Women and Gay Fiction

In Media on August 31, 2010 at 4:23 pm

W4M4M
Cintra Wilson
Out
September 2010

An article in this month’s issue of Out magazine describes the growing niche market of gay (or “M/M”) romances written primarily for and by women. Interestingly, the two female authors interviewed for the article describe themselves as identifying sexually with gay male “tops” (i.e., they seem to have metamorphic traits, though they are identified as “straight”).

The M/M market evolved out of “slash” fiction: internet and fanzine-based short stories written primarily by female fans about imagined gay pairings of television and movie characters. Kirk/Spock were the first pair of buddies to be re-imagined in this way, along with Starsky/Hutch and characters from The Lord of the Rings, Buffy the Vampire Slayer, and Harry Potter more recently.

This trend has also been observed in Japanese yaoi, comic books and novels that feature gay men but that are mostly popular with young, presumably straight women. Why are women interested in gay passion? Academicians have debated whether the phenomenon represents a feminist adaptive mechanism or internalized sexism. Perhaps we should ask the same questions of men who consume “lesbian” pornography.

Sissy Bounce

In Media on July 24, 2010 at 7:34 am

New Orlean’s Gender-Bending Rap
by Jonathan Dee
NY Times Magazine
July 19, 2010

Gay or straight? Male or female? Identity or performance?

A feature article in this weekend’s magazine describes the “sissy bounce” rap scene in New Orleans, where female fans aggressively shake their butts together on the dancefloor in thrall to genetically-male, female performers, at least some of whom are raising children they have fathered. The audiences, performers, and genre all cross boundaries, calling to mind the metamorphic sexual type.

Rome

In Cultures, Media on July 23, 2010 at 1:14 pm

In 2005-2006, the HBO miniseries Rome amazingly recreated the politics and personalities of the Roman republic on the verge of becoming an empire under Julius Ceasar. The acting, sets, music, and story are fabulous.

Among it’s other virtues, Rome portrays several different types of bisexuality in an accurate historical context.

Early in the first season, Octavian is taken to a brothel by the soldier Titus Pullo, where he is offered a range of men and women to choose from. It is taken for granted that men are ambisexual and might want to have sex with both genders.

Octavian’s sister, who has previously loved and been married to a man, is successfully seduced by her mother Atia’s arch-enemy Servilia, an older woman who had previously been in love with Julius Ceasar. (Yes, it’s a bit of a soap opera, but so much more.) Atia’s daughter is flexamorous.
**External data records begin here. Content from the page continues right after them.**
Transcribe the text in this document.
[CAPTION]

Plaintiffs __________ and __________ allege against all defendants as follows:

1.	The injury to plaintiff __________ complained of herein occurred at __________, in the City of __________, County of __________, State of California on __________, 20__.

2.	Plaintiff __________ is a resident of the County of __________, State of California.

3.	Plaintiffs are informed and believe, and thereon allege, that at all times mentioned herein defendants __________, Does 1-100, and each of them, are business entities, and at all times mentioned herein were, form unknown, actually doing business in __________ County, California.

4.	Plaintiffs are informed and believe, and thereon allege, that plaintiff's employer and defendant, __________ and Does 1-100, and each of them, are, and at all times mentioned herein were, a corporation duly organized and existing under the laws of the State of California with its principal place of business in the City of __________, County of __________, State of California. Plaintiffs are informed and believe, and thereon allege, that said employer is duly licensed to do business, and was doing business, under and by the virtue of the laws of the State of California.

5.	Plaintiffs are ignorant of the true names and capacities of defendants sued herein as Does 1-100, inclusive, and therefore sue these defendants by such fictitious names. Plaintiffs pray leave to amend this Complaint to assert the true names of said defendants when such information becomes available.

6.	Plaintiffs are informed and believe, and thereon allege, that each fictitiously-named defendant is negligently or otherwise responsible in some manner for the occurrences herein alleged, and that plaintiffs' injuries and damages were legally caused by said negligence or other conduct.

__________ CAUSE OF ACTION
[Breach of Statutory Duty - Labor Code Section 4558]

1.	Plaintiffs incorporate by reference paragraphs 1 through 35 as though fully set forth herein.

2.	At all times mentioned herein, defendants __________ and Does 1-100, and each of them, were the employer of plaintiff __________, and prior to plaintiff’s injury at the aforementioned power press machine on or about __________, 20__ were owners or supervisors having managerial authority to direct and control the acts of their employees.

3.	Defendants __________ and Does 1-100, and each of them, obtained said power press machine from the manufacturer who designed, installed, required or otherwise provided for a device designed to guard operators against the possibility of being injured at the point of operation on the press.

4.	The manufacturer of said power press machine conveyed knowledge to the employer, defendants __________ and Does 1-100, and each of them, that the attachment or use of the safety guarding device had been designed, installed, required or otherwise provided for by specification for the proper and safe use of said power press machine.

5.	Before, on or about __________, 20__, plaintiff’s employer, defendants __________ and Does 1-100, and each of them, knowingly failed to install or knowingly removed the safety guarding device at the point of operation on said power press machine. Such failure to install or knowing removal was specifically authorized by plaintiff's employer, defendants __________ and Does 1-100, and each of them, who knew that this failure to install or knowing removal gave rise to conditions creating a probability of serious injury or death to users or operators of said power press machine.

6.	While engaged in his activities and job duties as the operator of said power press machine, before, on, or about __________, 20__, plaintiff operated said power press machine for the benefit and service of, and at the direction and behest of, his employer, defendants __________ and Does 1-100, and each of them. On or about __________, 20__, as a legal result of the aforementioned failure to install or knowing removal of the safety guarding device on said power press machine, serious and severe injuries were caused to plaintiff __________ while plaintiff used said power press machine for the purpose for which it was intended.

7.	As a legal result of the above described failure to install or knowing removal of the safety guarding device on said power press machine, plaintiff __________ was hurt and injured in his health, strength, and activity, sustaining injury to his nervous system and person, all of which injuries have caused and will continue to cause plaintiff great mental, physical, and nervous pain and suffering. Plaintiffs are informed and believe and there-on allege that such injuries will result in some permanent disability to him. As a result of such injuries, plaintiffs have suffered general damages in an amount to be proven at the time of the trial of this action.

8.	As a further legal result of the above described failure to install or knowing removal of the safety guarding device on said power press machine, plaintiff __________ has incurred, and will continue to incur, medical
Servilia’s feelings are unclear.

Servilia also employs a 14 year old psychopath as an assassin who is supposed to poison Atia. This versatile young man becomes a servant by offering himself as a sexual bottom to the senior slave of Atia’s household, but he also flirts boldly with Servilia. For him it is all about the money.

In one episode, Lucius Vorenus’ fellow mobsters anally rape another man, reflecting the sexual violence that can be condoned within a macho sexual culture. Marc Anthony also rapes a passing woman and expects continuous sex from his slaves. He’s never shown having sex with a man (unless you count the orgies in Cleopatra’s court, where he shows off his new tattoos), but he is presumably supersexual.
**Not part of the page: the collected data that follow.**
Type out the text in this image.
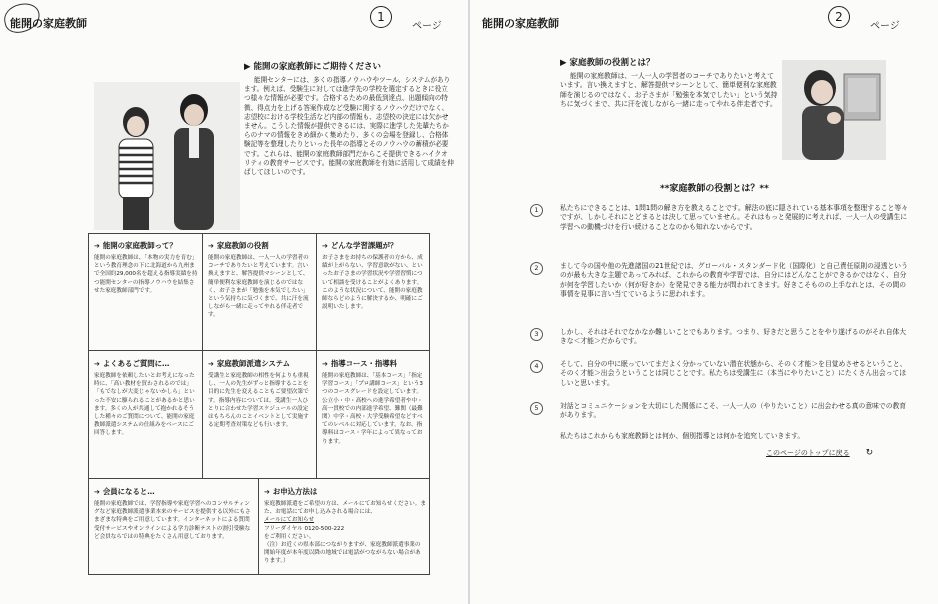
能開の家庭教師	1
ページ
▶ 能開の家庭教師にご期待ください
能開センターには、多くの指導ノウハウやツール、システムがあります。例えば、受験生に対しては進学先の学校を選定するときに役立つ様々な情報が必要です。合格するための最低到達点、出題傾向の特徴、得点力を上げる答案作成など受験に関するノウハウだけでなく、志望校における学校生活など内部の情報も、志望校の決定には欠かせません。こうした情報が提供できるには、実際に進学した先輩たちからのナマの情報をきめ細かく集めたり、多くの会場を登録し、合格体験記等を整理したりといった長年の指導とそのノウハウの蓄積が必要です。これらは、能開の家庭教師部門だからこそ提供できるハイクオリティの教育サービスです。能開の家庭教師を有効に活用して成績を伸ばしてほしいのです。
➔ 能開の家庭教師って？
能開の家庭教師は、「本物の実力を育む」という教育理念の下に北海道から九州まで全国約29,000名を超える指導実績を持つ能開センターの指導ノウハウを結集させた家庭教師部門です。
➔ 家庭教師の役割
能開の家庭教師は、一人一人の学習者のコーチでありたいと考えています。言い換えますと、解答提供マシーンとして、簡単便利な家庭教師を演じるのではなく、お子さまが「勉強を本気でしたい」という気持ちに気づくまで、共に汗を流しながら一緒に走ってやれる伴走者です。
➔ どんな学習課題が？
お子さまをお持ちの保護者の方から、成績が上がらない、学習意欲がない、といったお子さまの学習状況や学習習慣について相談を受けることがよくあります。このような状況について、能開の家庭教師ならどのように解決するか、明確にご説明いたします。
➔ よくあるご質問に…
家庭教師を依頼したいとお考えになった時に、「高い教材を買わされるのでは」「もでなしが大変じゃないかしら」といった不安に駆られることがあるかと思います。多くの人が共通して抱かれるそうした種々のご質問について、能開の家庭教師派遣システムの仕組みをベースにご回答します。
➔ 家庭教師派遣システム
受講生と家庭教師の相性を何よりも重視し、一人の先生がずっと指導することを目的に先生を変えることもご要望次第です。指導内容については、受講生一人ひとりに合わせた学習スケジュールの設定はもちろんのことイベントとして実施する定期考査対策なども行います。
➔ 指導コース・指導料
能開の家庭教師は、「基本コース」「指定学習コース」「プロ講師コース」という3つのコースグレードを設定しています。公立小・中・高校への進学希望者や中・高一貫校での内部進学希望、難関（最難関）中学・高校・大学受験希望などすべてのレベルに対応しています。なお、指導料はコース・学年によって異なっております。
➔ 会員になると…
能開の家庭教師では、学習指導や家庭学習へのコンサルティングなど家庭教師派遣事業本来のサービスを提供する以外にもさまざまな特典をご用意しています。インターネットによる質問受付サービスやオンラインによる学力診断テストの割引受験など会員ならではの特典をたくさん用意しております。
➔ お申込方法は
家庭教師派遣をご希望の方は、メールにてお知らせください。また、お電話にてお申し込みされる場合には、
メールにてお知らせ
フリーダイヤル 0120-500-222
をご利用ください。
（注）お近くの県本部につながりますが、家庭教師派遣事業の開始年度が本年度以降の地域では電話がつながらない場合があります。）
能開の家庭教師	2
ページ
▶ 家庭教師の役割とは？
能開の家庭教師は、一人一人の学習者のコーチでありたいと考えています。言い換えますと、解答提供マシーンとして、簡単便利な家庭教師を演じるのではなく、お子さまが「勉強を本気でしたい」という気持ちに気づくまで、共に汗を流しながら一緒に走ってやれる伴走者です。
**家庭教師の役割とは？**
1	私たちにできることは、1問1問の解き方を教えることです。解法の底に隠されている基本事項を整理すること等々ですが、しかしそれにとどまるとは決して思っていません。それはもっと発展的に考えれば、一人一人の受講生に学習への動機づけを行い続けることなのかも知れないからです。
2	まして今の国や他の先進諸国の21世紀では、グローバル・スタンダード化（国際化）と自己責任原則の浸透というのが最も大きな主題であってみれば、これからの教育や学習では、自分にはどんなことができるかではなく、自分が何を学習したいか（何が好きか）を発見できる能力が問われてきます。好きこそものの上手なれとは、その間の事情を見事に言い当てているように思われます。
3	しかし、それはそれでなかなか難しいことでもあります。つまり、好きだと思うことをやり遂げるのがそれ自体大きな＜才能＞だからです。
4	そして、自分の中に眠っていてまだよく分かっていない潜在状態から、そのく才能＞を目覚めさせるということ、そのく才能＞出会うということは同じことです。私たちは受講生に（本当にやりたいこと）にたくさん出会ってほしいと思います。
5	対話とコミュニケーションを大切にした関係にこそ、一人一人の（やりたいこと）に出会わせる真の意味での教育があります。
私たちはこれからも家庭教師とは何か、個別指導とは何かを追究していきます。
このページのトップに戻る ↻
Vorenus’ tavern manager in the second season, who becomes Titus Pullo’s girlfriend, is portrayed as atypically (for the time) manly and sexually aggressive, suggesting she might have metamorphic traits.

Julius Ceasar is involved only with women in the series, but the real Julius Ceasar was known in his time to have had a homosexual relationship when he was a young man. In fact, he was assumed to have been the bottom, which could have destroyed his reputation if he were not so strongly respected by his men as a soldier. He might have been flexamorous or ambisexual.